Pasta Andriani inaugura un nuovo hub produttivo in Canada

Il pastificio pugliese Andriani ha inaugurato il suo nuovo stabilimento produttivo in Canada, nella città di London (provincia di Ontario). L’impianto, destinato a servire il mercato canadese e quello degli Stati Uniti, impiegherà a regime circa 75 persone.

Contesto e motivazioni

L’investimento del gruppo è frutto di una pianificazione avviata nel 2021 e non è stato motivato esclusivamente dalle recenti tensioni commerciali o da eventuali politiche protezionistiche degli Stati Uniti. La decisione di localizzare la produzione in Canada nasce da considerazioni industriali e logistiche che guardano alla vicinanza ai mercati nordamericani e alle fonti di approvvigionamento.

Carlo Stocco ha spiegato il quadro commerciale in cui si inserisce l’investimento:

“Quando abbiamo cominciato a costruire lo stabilimento tra Canada e Stati Uniti c’era la libera circolazione delle merci. Oggi, nonostante il peggioramento delle relazioni commerciali tra i due Paesi, alcuni prodotti hanno conservato l’esenzione dal dazio, e tra questi c’è anche la pasta.”

Dettagli dell’impianto e dell’offerta

Sull’insieme del fatturato del gruppo, pari a circa 120 milioni di euro, il mercato nordamericano rappresenta oggi un quarto delle vendite. Di questa quota, una parte significativa — circa il 70% — proviene dalle vendite dirette negli Stati Uniti, rendendo il Nord America uno sbocco strategico per l’azienda.

Il nuovo stabilimento è stato realizzato con una prospettiva industriale: avrà una superficie di circa 5.700 metri quadrati, un costo complessivo stimato in 34 milioni di euro e produrrà la pasta destinata ai consumatori nordamericani. La scelta di London è stata influenzata dalla presenza di un polo di innovazione nel settore agroalimentare e dalla vicinanza alle aree di produzione di legumi in Ontario, fondamentali per le referenze a base vegetale dell’azienda.

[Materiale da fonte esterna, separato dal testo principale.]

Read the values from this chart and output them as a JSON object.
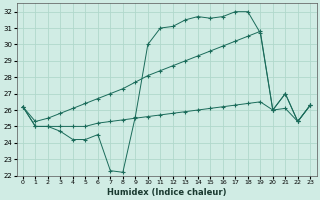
{
  "xlabel": "Humidex (Indice chaleur)",
  "xlim": [
    -0.5,
    23.5
  ],
  "ylim": [
    22,
    32.5
  ],
  "yticks": [
    22,
    23,
    24,
    25,
    26,
    27,
    28,
    29,
    30,
    31,
    32
  ],
  "xticks": [
    0,
    1,
    2,
    3,
    4,
    5,
    6,
    7,
    8,
    9,
    10,
    11,
    12,
    13,
    14,
    15,
    16,
    17,
    18,
    19,
    20,
    21,
    22,
    23
  ],
  "bg_color": "#d0ece4",
  "grid_color": "#b0d8cc",
  "line_color": "#1a6b5a",
  "line1_x": [
    0,
    1,
    2,
    3,
    4,
    5,
    6,
    7,
    8,
    9,
    10,
    11,
    12,
    13,
    14,
    15,
    16,
    17,
    18,
    19,
    20,
    21,
    22,
    23
  ],
  "line1_y": [
    26.2,
    25.0,
    25.0,
    24.7,
    24.2,
    24.2,
    24.5,
    22.3,
    22.2,
    25.6,
    30.0,
    31.0,
    31.1,
    31.5,
    31.7,
    31.6,
    31.7,
    32.0,
    32.0,
    30.7,
    26.0,
    27.0,
    25.3,
    26.3
  ],
  "line2_x": [
    0,
    1,
    2,
    3,
    4,
    5,
    6,
    7,
    8,
    9,
    10,
    11,
    12,
    13,
    14,
    15,
    16,
    17,
    18,
    19,
    20,
    21,
    22,
    23
  ],
  "line2_y": [
    26.2,
    25.0,
    25.0,
    25.0,
    25.0,
    25.0,
    25.2,
    25.3,
    25.4,
    25.5,
    25.6,
    25.7,
    25.8,
    25.9,
    26.0,
    26.1,
    26.2,
    26.3,
    26.4,
    26.5,
    26.0,
    26.1,
    25.3,
    26.3
  ],
  "line3_x": [
    0,
    1,
    2,
    3,
    4,
    5,
    6,
    7,
    8,
    9,
    10,
    11,
    12,
    13,
    14,
    15,
    16,
    17,
    18,
    19,
    20,
    21,
    22,
    23
  ],
  "line3_y": [
    26.2,
    25.3,
    25.5,
    25.8,
    26.1,
    26.4,
    26.7,
    27.0,
    27.3,
    27.7,
    28.1,
    28.4,
    28.7,
    29.0,
    29.3,
    29.6,
    29.9,
    30.2,
    30.5,
    30.8,
    26.0,
    27.0,
    25.3,
    26.3
  ]
}
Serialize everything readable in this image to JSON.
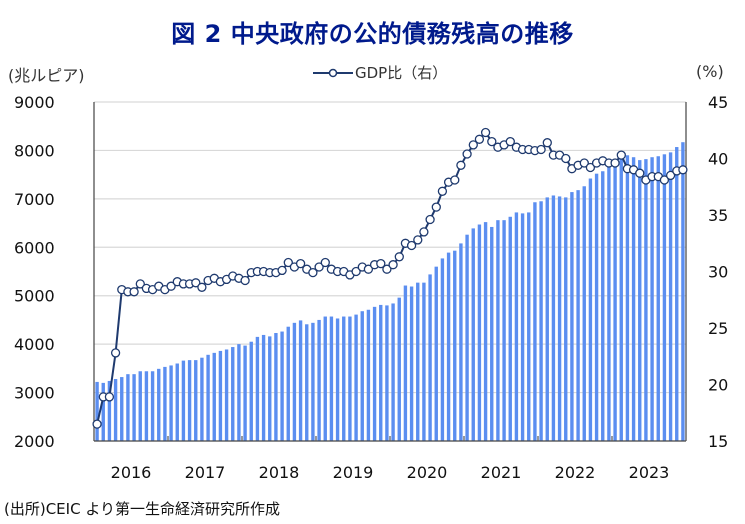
{
  "title": "図 2  中央政府の公的債務残高の推移",
  "source": "(出所)CEIC より第一生命経済研究所作成",
  "colors": {
    "bar": "#5b8ef0",
    "line": "#1f3a6e",
    "grid": "#d9d9d9",
    "title": "#001a8c"
  },
  "chart_data": {
    "type": "bar+line",
    "title": "図 2  中央政府の公的債務残高の推移",
    "ylabel_left": "(兆ルピア)",
    "ylabel_right": "(%)",
    "legend": [
      {
        "label": "GDP比（右）",
        "marker": "open-circle",
        "position": "top-center"
      }
    ],
    "x_tick_labels": [
      "2016",
      "2017",
      "2018",
      "2019",
      "2020",
      "2021",
      "2022",
      "2023"
    ],
    "y_left": {
      "min": 2000,
      "max": 9000,
      "ticks": [
        "2000",
        "3000",
        "4000",
        "5000",
        "6000",
        "7000",
        "8000",
        "9000"
      ]
    },
    "y_right": {
      "min": 15,
      "max": 45,
      "ticks": [
        "15",
        "20",
        "25",
        "30",
        "35",
        "40",
        "45"
      ]
    },
    "grid": true,
    "frequency": "monthly",
    "start": "2016-01",
    "end": "2023-12",
    "series": [
      {
        "name": "公的債務残高",
        "type": "bar",
        "axis": "left",
        "values": [
          3220,
          3200,
          3240,
          3280,
          3320,
          3380,
          3380,
          3440,
          3440,
          3440,
          3490,
          3530,
          3560,
          3600,
          3660,
          3670,
          3670,
          3720,
          3780,
          3820,
          3860,
          3890,
          3940,
          4000,
          3970,
          4050,
          4150,
          4190,
          4160,
          4230,
          4260,
          4360,
          4440,
          4490,
          4410,
          4440,
          4500,
          4570,
          4570,
          4530,
          4570,
          4570,
          4610,
          4680,
          4710,
          4770,
          4810,
          4800,
          4840,
          4960,
          5210,
          5190,
          5270,
          5270,
          5440,
          5600,
          5770,
          5890,
          5930,
          6080,
          6260,
          6390,
          6470,
          6520,
          6420,
          6560,
          6560,
          6630,
          6720,
          6700,
          6720,
          6930,
          6950,
          7030,
          7070,
          7050,
          7030,
          7140,
          7180,
          7260,
          7420,
          7520,
          7570,
          7670,
          7720,
          7860,
          7900,
          7860,
          7800,
          7820,
          7860,
          7880,
          7920,
          7960,
          8070,
          8170
        ]
      },
      {
        "name": "GDP比（右）",
        "type": "line",
        "axis": "right",
        "values": [
          16.5,
          18.9,
          18.9,
          22.8,
          28.4,
          28.2,
          28.2,
          28.9,
          28.5,
          28.4,
          28.7,
          28.4,
          28.7,
          29.1,
          28.9,
          28.9,
          29.0,
          28.6,
          29.2,
          29.4,
          29.1,
          29.3,
          29.6,
          29.4,
          29.2,
          29.9,
          30.0,
          30.0,
          29.9,
          29.9,
          30.1,
          30.8,
          30.4,
          30.7,
          30.2,
          29.9,
          30.4,
          30.8,
          30.2,
          30.0,
          30.0,
          29.7,
          30.0,
          30.4,
          30.2,
          30.6,
          30.7,
          30.2,
          30.6,
          31.3,
          32.5,
          32.3,
          32.8,
          33.5,
          34.6,
          35.7,
          37.1,
          37.9,
          38.1,
          39.4,
          40.4,
          41.2,
          41.7,
          42.3,
          41.5,
          41.0,
          41.2,
          41.5,
          41.0,
          40.8,
          40.8,
          40.7,
          40.8,
          41.4,
          40.3,
          40.3,
          40.0,
          39.1,
          39.4,
          39.6,
          39.2,
          39.6,
          39.8,
          39.6,
          39.6,
          40.3,
          39.1,
          39.0,
          38.7,
          38.1,
          38.4,
          38.4,
          38.1,
          38.5,
          38.9,
          39.0
        ]
      }
    ]
  }
}
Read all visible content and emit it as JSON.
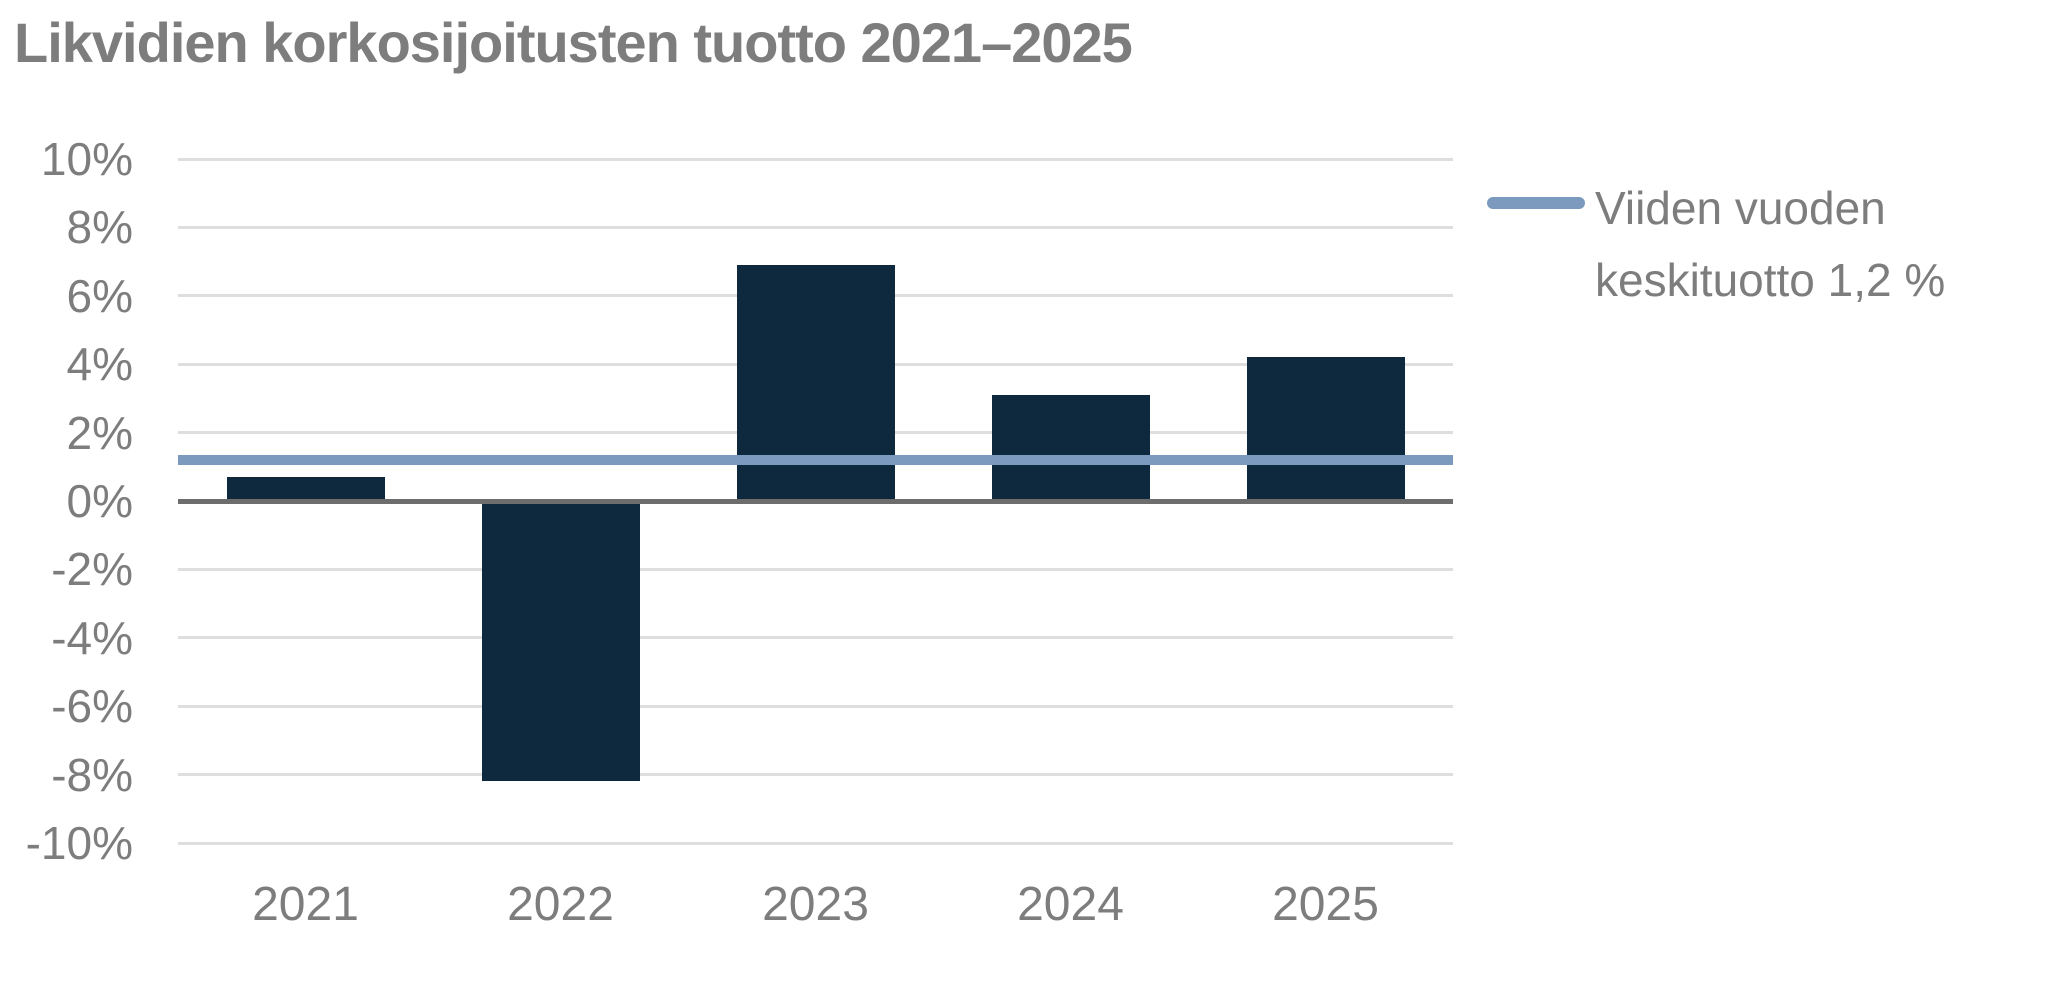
{
  "title": "Likvidien korkosijoitusten tuotto 2021–2025",
  "legend": {
    "lines": [
      "Viiden vuoden",
      "keskituotto 1,2 %"
    ]
  },
  "colors": {
    "bar": "#0e293e",
    "reference_line": "#7b9abe",
    "text": "#7d7d7d",
    "gridline": "#dedede",
    "zero_line": "#6d6d6d"
  },
  "chart_data": {
    "type": "bar",
    "title": "Likvidien korkosijoitusten tuotto 2021–2025",
    "categories": [
      "2021",
      "2022",
      "2023",
      "2024",
      "2025"
    ],
    "values": [
      0.7,
      -8.2,
      6.9,
      3.1,
      4.2
    ],
    "xlabel": "",
    "ylabel": "",
    "ylim": [
      -10,
      10
    ],
    "y_tick_step": 2,
    "y_tick_labels": [
      "10%",
      "8%",
      "6%",
      "4%",
      "2%",
      "0%",
      "-2%",
      "-4%",
      "-6%",
      "-8%",
      "-10%"
    ],
    "unit": "%",
    "grid": true,
    "legend_position": "right",
    "reference_line": {
      "value": 1.2,
      "label": "Viiden vuoden keskituotto 1,2 %"
    }
  }
}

Tra i prodotti realizzati nello stabilimento vi sono linee senza glutine e a base vegetale, commercializzate con il marchio Felicia, che sfruttano cereali e legumi locali come materie prime per le cosiddette produzioni gluten free e plant based.

Il contesto nazionale canadese ha inoltre previsto misure a favore dell’industria agroalimentare: il governo ha messo in campo un piano strategico da 750 milioni di dollari canadesi per sostenere la crescita del settore e la transizione verso le proteine vegetali, un elemento che ha contribuito a rendere l’investimento più attrattivo.

Prospettive industriali e strategia a lungo termine

L’operazione è pensata per durare nel tempo e non come una risposta immediata a cambiamenti politici o amministrativi. Il management sottolinea che un investimento di questa entità richiede orizzonti pluriennali e una pianificazione coerente con la strategia di crescita del gruppo.

Carlo Stocco ha chiarito le prospettive nel medio periodo:

“Il nostro obiettivo è di lungo termine: un investimento come questo non si ripaga certo in quattro anni. Il piano industriale di Andriani mira a superare i 200 milioni di euro di fatturato nel 2028, ma stimiamo che il mercato nordamericano continuerà a rappresentare circa un quarto del nostro business.”

L’azienda conferma che la sede e il baricentro decisionale resteranno in Italia, mentre la nuova unità produttiva rafforzerà la resilienza delle catene di fornitura e la capacità di servire i clienti locali con prodotti realizzati sul territorio.

Dal punto di vista delle politiche commerciali, la presenza produttiva in Canada riduce l’esposizione a eventuali dazi o rallentamenti logistici e sfrutta accordi e regole di origine che facilitano gli scambi tra il continente nordamericano. La strategia risponde quindi a criteri di efficienza industriale, accesso alle materie prime e vicinanza ai mercati finali.

Impatto occupazionale e distribuzione

Il nuovo stabilimento creerà posti di lavoro diretti nel territorio locale e supporterà la distribuzione della produzione verso Canada e Stati Uniti, contribuendo a consolidare la presenza del marchio sul mercato nordamericano e a valorizzare forniture agricole regionali.